Selon le CICR, les stocks de fournitures médicales essentielles sont au plus bas à Gaza « du fait du manque de coopération entre les autorités palestiniennes à Ramallah et Gaza ». À la fin du mois de mai 2010, 110 des 470 médicaments jugés vitaux, comme ceux destinés aux chimiothérapies ou aux traitements contre l’hémophilie, étaient épuisés. Plus de 110 des 700 articles jetables qui devraient être disponibles étaient aussi en rupture de stock.
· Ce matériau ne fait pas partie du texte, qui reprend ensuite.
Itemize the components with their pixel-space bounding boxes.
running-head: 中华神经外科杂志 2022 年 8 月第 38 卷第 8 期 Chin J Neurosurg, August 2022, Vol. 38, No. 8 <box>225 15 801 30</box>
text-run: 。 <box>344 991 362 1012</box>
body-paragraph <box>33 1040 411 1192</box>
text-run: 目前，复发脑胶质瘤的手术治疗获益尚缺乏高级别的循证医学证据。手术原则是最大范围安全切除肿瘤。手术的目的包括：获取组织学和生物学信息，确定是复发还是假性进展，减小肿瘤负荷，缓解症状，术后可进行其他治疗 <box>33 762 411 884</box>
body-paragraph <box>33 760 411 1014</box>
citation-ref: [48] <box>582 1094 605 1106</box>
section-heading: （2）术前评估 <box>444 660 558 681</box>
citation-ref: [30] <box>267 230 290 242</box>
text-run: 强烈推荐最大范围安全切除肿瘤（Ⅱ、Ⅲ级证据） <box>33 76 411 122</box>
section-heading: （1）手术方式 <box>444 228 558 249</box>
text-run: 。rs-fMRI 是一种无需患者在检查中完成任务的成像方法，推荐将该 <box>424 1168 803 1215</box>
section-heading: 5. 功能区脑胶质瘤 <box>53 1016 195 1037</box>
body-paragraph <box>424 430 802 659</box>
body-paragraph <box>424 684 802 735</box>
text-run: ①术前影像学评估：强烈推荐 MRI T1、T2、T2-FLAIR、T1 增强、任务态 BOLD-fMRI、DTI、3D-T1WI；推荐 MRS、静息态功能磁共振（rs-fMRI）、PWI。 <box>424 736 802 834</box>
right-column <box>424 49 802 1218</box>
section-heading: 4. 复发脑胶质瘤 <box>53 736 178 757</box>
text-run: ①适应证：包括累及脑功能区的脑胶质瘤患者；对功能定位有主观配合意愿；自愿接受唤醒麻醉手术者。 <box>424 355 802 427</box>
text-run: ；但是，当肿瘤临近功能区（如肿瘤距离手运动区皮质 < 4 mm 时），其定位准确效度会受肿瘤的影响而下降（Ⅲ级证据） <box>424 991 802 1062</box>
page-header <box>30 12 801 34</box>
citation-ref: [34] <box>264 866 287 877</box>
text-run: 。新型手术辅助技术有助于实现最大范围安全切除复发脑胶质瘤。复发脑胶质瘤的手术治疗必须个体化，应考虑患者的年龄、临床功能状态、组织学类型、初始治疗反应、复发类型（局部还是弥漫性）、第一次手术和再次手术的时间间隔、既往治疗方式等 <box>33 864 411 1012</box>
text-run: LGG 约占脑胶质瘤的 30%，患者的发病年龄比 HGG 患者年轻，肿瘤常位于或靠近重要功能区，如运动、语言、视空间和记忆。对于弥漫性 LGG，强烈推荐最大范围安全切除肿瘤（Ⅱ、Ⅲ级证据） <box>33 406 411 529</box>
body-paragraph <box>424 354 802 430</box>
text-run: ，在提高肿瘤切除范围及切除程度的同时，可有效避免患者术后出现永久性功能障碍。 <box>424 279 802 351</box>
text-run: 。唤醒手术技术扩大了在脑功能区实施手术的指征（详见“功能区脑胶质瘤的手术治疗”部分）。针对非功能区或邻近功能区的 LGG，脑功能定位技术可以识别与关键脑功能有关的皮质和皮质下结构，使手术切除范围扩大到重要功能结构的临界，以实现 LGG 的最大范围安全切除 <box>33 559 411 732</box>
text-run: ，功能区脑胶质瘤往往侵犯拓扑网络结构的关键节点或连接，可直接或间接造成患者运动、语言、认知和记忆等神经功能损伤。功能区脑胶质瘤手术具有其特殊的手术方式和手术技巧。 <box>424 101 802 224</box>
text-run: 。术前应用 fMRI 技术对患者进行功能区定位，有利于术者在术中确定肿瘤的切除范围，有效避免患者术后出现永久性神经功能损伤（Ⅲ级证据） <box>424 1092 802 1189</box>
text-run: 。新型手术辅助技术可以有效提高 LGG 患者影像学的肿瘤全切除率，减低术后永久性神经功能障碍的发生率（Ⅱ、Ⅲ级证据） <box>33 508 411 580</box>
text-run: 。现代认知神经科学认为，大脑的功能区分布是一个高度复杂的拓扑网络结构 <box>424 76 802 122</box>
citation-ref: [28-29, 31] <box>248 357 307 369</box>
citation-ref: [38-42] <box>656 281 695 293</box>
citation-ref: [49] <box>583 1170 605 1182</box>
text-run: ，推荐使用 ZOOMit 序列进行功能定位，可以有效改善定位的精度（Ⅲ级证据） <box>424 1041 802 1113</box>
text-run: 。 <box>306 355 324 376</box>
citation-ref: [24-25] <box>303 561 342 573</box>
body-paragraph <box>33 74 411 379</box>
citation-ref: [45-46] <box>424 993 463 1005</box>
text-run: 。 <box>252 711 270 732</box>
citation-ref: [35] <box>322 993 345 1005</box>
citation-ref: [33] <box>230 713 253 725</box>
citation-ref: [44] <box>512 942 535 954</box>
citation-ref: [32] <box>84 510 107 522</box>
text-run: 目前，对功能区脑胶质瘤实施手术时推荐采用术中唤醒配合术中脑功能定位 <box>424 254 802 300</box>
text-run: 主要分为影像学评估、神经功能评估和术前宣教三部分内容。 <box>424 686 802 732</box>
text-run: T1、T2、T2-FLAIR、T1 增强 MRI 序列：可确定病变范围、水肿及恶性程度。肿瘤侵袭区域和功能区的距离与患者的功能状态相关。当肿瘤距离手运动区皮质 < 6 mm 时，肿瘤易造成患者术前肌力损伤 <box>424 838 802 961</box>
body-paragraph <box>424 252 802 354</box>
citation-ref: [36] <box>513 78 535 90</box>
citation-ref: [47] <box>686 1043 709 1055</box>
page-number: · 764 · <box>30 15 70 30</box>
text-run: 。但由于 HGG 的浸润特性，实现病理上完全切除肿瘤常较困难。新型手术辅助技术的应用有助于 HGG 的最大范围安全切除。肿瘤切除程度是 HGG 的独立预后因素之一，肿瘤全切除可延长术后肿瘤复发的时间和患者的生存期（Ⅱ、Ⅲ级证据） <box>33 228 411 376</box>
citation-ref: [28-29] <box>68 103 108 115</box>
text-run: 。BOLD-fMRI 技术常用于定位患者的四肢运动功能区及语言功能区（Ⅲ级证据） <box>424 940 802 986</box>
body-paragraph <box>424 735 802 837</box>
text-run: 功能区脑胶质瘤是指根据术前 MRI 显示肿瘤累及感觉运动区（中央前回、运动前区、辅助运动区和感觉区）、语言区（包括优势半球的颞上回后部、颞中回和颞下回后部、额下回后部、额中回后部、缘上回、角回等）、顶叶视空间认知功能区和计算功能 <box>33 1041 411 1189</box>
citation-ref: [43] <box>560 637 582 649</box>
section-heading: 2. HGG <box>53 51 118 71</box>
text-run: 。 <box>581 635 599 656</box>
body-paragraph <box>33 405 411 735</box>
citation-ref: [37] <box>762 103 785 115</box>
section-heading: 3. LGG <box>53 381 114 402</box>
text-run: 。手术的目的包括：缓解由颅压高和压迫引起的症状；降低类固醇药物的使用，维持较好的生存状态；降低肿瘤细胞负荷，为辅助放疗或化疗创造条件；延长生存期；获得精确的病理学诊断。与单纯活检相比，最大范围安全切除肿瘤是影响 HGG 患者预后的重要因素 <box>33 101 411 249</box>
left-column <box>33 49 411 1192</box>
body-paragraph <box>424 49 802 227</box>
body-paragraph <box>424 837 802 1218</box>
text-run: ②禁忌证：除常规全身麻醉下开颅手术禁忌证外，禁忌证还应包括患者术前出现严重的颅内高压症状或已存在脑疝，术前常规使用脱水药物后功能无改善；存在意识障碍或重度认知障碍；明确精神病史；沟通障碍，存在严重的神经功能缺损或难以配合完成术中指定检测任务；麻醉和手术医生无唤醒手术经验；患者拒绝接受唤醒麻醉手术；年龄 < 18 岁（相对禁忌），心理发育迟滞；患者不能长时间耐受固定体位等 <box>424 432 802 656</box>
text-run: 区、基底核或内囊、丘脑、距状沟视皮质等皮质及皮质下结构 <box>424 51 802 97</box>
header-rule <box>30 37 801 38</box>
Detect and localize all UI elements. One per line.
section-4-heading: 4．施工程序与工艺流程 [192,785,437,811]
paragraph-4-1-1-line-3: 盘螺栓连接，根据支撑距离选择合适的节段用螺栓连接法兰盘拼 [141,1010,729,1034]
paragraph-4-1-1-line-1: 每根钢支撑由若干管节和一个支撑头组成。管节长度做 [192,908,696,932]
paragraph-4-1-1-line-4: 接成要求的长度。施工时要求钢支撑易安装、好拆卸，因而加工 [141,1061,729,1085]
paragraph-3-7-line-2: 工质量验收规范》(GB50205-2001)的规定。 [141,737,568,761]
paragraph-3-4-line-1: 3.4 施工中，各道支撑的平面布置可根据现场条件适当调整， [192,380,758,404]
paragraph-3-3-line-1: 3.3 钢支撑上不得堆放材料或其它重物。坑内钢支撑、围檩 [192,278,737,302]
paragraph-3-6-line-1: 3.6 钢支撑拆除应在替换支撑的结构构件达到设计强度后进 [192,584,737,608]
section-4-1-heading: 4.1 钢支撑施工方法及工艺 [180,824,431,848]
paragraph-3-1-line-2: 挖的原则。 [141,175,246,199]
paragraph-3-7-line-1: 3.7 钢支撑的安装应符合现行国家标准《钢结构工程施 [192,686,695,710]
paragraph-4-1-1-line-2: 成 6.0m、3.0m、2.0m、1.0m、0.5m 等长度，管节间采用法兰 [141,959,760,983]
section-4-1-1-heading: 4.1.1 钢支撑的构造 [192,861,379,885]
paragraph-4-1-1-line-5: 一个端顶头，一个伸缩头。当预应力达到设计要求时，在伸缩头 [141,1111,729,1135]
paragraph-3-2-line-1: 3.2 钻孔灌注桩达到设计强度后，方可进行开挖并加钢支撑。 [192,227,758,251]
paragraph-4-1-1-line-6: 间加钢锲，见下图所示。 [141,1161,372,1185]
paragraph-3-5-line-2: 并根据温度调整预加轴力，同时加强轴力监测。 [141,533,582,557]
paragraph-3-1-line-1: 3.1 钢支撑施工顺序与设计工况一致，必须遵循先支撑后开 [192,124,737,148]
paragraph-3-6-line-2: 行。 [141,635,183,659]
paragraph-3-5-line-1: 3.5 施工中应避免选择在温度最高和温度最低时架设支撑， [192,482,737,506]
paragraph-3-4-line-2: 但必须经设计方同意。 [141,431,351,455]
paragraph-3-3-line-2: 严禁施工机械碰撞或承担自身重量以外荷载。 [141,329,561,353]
« Le système de santé de Gaza n’a jamais été pire », a dit Eileen Daly, coordonnatrice du CICR chargée de la santé à Gaza. « La question de la santé a pris une tournure politique : c’est principalement pour cette raison que le système est défaillant. Si rien n’est entrepris, les choses ne peuvent qu’empirer. Des milliers de patients pourraient être privés de traitement, et les perspectives à long terme sont de plus en plus préoccupantes ».

Cette situation a conduit M. Abu Asi et des milliers d’autres Gazaouis à se rendre en Égypte.

« La plupart de ces personnes souffrent de maladies chroniques dues aux conditions difficiles dans lesquelles ils vivent à Gaza. Certains ont une insuffisance rénale, d’autres ont des tumeurs cancéreuses, mais la majorité souffre de malformations osseuses », a dit à IRIN Bahaa Abu Zeid, directeur de l’institut médical Nasser, avant d’ajouter que l’hôpital recevait 70 patients palestiniens par jour.

« La triste réalité, c’est qu’une génération complète de Gazaouis sera dépendante pour le reste de sa vie », a dit M. Abu Asi. « De jeunes gens ont perdu une jambe dans des attaques israéliennes. Ils auront toujours besoin d’aide en vieillissant ».